萧洄离开驿站,回了栖云村。
此时天色已然黑沉,万物寂静,只余巡防的哨兵走过,叶璋方从安置伤残边民之地回来:“陛下。”
他唤了一声,便敏感察觉萧洄周身的气势有些不对劲。
“裴云寒在何处?”
叶璋了然:“他出现的地方太过巧合,臣已把他关入戍牢内。”
“何必关着,他替人服役,又正是用人之际,岂不浪费。”黑沉的夜色朦胧了他的面容,但那慢条斯理的语气却是叫人凛然。
叶璋明白了他的意思,忍不住摩挲手心:“是。
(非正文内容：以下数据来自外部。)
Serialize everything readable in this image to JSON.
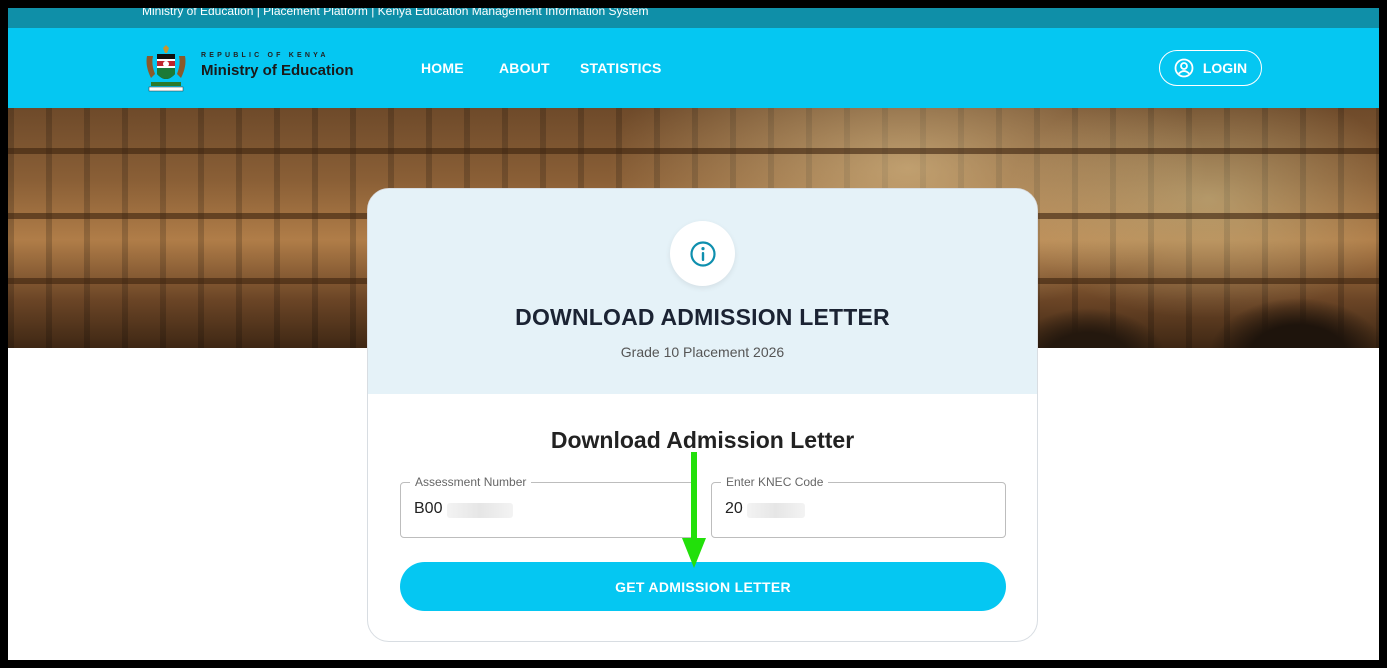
{
  "topbar": {
    "text": "Ministry of Education | Placement Platform | Kenya Education Management Information System"
  },
  "brand": {
    "republic": "REPUBLIC OF KENYA",
    "ministry": "Ministry of Education",
    "crest_caption": "REPUBLIC OF KENYA"
  },
  "nav": {
    "items": [
      {
        "label": "HOME"
      },
      {
        "label": "ABOUT"
      },
      {
        "label": "STATISTICS"
      }
    ],
    "login_label": "LOGIN"
  },
  "card": {
    "title": "DOWNLOAD ADMISSION LETTER",
    "subtitle": "Grade 10 Placement 2026"
  },
  "form": {
    "title": "Download Admission Letter",
    "assessment": {
      "label": "Assessment Number",
      "value": "B00"
    },
    "knec": {
      "label": "Enter KNEC Code",
      "value": "20"
    },
    "submit_label": "GET ADMISSION LETTER"
  },
  "colors": {
    "accent": "#05c7f2",
    "topbar": "#0f8fa8",
    "card_header": "#e5f2f8",
    "info_icon": "#0e8fae",
    "annotation_arrow": "#22e00a"
  },
  "icons": {
    "info": "info-icon",
    "user": "user-circle-icon",
    "crest": "coat-of-arms-icon",
    "arrow": "down-arrow-icon"
  }
}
”
……
裴聆在驿站待了好几日,有些无趣,起初她大门不出,只在房间里闷着,后来又瞧市集热闹便想出去走走,奈何一开门就是叶七那张死鱼脸,顿时没了出门的兴趣。
哥哥倒是给她报了平安,只说萧洄和叶璋并没有为难他,他会找机会脱身的。
还叮嘱她近来不太平,切莫乱走。
她似有所感,起身来到窗前,今日楼下吵嚷,她没当回事,眼下凑近再瞧,却发现人流全都朝一个方向。
裴聆开门下了楼,叶七顺势不远不近跟着。
“老板,外面怎么了?怎么全都朝那边去。”
老板拨弄着算盘珠子:“北边跑过来的,好像是开战了,不过听闻天子亲临,御驾亲征,肯定不会有什么事的。”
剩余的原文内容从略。